One solution is to give the client more information about the data by adding tags. HTML has tags like [less than]B[greater than] and [less than]P[greater than] to indicate how a browser should display the content of a page. Why not add tags like [less than]AUTHOR[greater than], [less than]PRICE[greater than], or [less than]PAGECOUNT[greater than] to let the browser recognize the data contained in the page? This strategy would allow the browser to recognize the data components of the document and make it possible to manipulate or export that data as requested by the user. Unfortunately, adding tags to HTML was one of the most difficult and time-consuming tasks facing Web standards organizations in the 1990s.

Linking Data and Documents

Instead of adding complexity to HTML, the World Wide Web Consortium (W3 C, www.w3.org) went back to its roots. HTML is based on Standard Generalized Markup Language (SGML), a complex system for describing other languages. Incredibly powerful, SGML has far too much overhead for use on the Internet. Something was needed with the flexibility of SGML, but with the lightweight features of HTML. In February 1998, the W3C produced XML.

While XML can be used to format documents in the same way that HTML does, its true power is in information exchange. XML can support structured documents that contain a view of data, such as the result of a query, a request to download a section of a database, or a dictionary entry describing information available from a Web server.

XML provides a standard, vendor-neutral way for both data and accompanying metadata to move over a network.

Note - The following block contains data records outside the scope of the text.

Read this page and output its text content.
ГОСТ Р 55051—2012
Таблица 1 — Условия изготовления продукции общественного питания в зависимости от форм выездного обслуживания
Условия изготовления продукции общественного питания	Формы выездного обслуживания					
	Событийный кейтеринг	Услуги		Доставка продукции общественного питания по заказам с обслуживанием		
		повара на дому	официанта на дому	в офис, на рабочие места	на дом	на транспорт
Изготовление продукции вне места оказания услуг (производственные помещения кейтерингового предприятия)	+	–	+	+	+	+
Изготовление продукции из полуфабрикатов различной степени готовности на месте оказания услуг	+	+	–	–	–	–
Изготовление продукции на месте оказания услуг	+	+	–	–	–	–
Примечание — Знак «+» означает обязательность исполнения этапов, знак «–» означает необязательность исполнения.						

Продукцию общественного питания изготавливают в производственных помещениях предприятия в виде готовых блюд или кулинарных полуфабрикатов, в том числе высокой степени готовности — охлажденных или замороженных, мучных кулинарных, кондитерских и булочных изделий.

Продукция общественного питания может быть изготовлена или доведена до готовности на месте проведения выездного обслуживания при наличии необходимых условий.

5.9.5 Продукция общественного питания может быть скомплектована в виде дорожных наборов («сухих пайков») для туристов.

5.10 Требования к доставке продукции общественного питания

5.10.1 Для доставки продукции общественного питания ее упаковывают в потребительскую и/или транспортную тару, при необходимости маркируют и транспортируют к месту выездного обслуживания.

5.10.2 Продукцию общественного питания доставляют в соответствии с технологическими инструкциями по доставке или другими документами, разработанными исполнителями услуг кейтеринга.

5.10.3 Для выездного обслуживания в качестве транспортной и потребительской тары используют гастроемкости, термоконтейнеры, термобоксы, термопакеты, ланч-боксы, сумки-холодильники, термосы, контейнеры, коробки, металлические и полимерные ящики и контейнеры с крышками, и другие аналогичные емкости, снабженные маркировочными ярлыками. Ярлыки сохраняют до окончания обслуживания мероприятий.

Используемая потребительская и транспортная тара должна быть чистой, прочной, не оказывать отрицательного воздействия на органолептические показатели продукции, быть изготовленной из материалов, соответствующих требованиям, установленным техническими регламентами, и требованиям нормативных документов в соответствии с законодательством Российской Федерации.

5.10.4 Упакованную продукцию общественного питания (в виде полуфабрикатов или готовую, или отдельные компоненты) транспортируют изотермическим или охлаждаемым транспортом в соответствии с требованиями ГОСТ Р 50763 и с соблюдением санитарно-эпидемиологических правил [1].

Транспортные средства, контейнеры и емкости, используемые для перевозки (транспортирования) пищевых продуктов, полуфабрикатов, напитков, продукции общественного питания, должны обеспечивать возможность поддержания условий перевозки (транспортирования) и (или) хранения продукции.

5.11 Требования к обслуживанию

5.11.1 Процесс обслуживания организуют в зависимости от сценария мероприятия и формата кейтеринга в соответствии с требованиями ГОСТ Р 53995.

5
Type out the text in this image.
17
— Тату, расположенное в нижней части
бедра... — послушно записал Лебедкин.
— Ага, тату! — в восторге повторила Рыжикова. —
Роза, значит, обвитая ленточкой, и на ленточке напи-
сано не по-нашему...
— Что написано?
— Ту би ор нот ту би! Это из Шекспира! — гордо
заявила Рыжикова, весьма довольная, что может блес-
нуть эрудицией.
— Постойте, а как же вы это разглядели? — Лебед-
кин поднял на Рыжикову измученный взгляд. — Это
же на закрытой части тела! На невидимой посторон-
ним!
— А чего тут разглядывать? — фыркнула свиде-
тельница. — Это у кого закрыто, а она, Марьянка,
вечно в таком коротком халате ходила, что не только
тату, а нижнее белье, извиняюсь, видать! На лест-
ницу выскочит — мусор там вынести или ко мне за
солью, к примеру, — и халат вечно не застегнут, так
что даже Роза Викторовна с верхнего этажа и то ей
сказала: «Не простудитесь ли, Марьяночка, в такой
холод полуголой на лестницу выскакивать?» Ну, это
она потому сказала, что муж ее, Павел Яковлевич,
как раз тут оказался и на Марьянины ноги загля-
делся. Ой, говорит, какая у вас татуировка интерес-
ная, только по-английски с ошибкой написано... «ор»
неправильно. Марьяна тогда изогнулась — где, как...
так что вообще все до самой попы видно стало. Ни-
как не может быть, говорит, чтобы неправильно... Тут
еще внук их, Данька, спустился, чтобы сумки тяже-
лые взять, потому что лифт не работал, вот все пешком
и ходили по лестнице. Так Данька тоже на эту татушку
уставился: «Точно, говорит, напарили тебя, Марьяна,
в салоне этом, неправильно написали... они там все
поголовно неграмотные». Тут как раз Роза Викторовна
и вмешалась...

This makes it possible for two companies to exchange information without having to understand anything about the underlying databases or information sources. To communicate, a source system simply reformats its proprietary information as an XML-compliant document. The system sends that document to any other system or application that can understand XML.

The Tie that Binds

"It's very clear that XML will be the lingua franca for business-to-business electronic commerce," says Zack Urlocker, vice president of marketing at Active Software Inc. (www.activesw.com), a developer of middleware that lets legacy applications work with newer business-to-business e-commerce solutions. "Today, customers expect all applications to work together in real-time -- yet older applications need ways to become a part of an integrated electronic commerce solution. A customer or business partner doesn't care that one part of the application is built out of e-commerce tools and another uses SAP. They just want it all to work -- now! XML is going to be an enabling tool that allows us to make the new generation of e-commerce applications and our older, line-of-business applications seem like one system."

In business-to-business electronic commerce systems, organizations can move data between companies without having to invent custom, special-purpose applications at both ends. There is also no need to invent new mechanisms to move the data around: most data will travel between companies using HTTP and message queuing technologies, such as Microsoft Corp.'s (www.microsoft.com) Message Queue Server and IBM Corp.'s (www.ibm.com) MQSeries.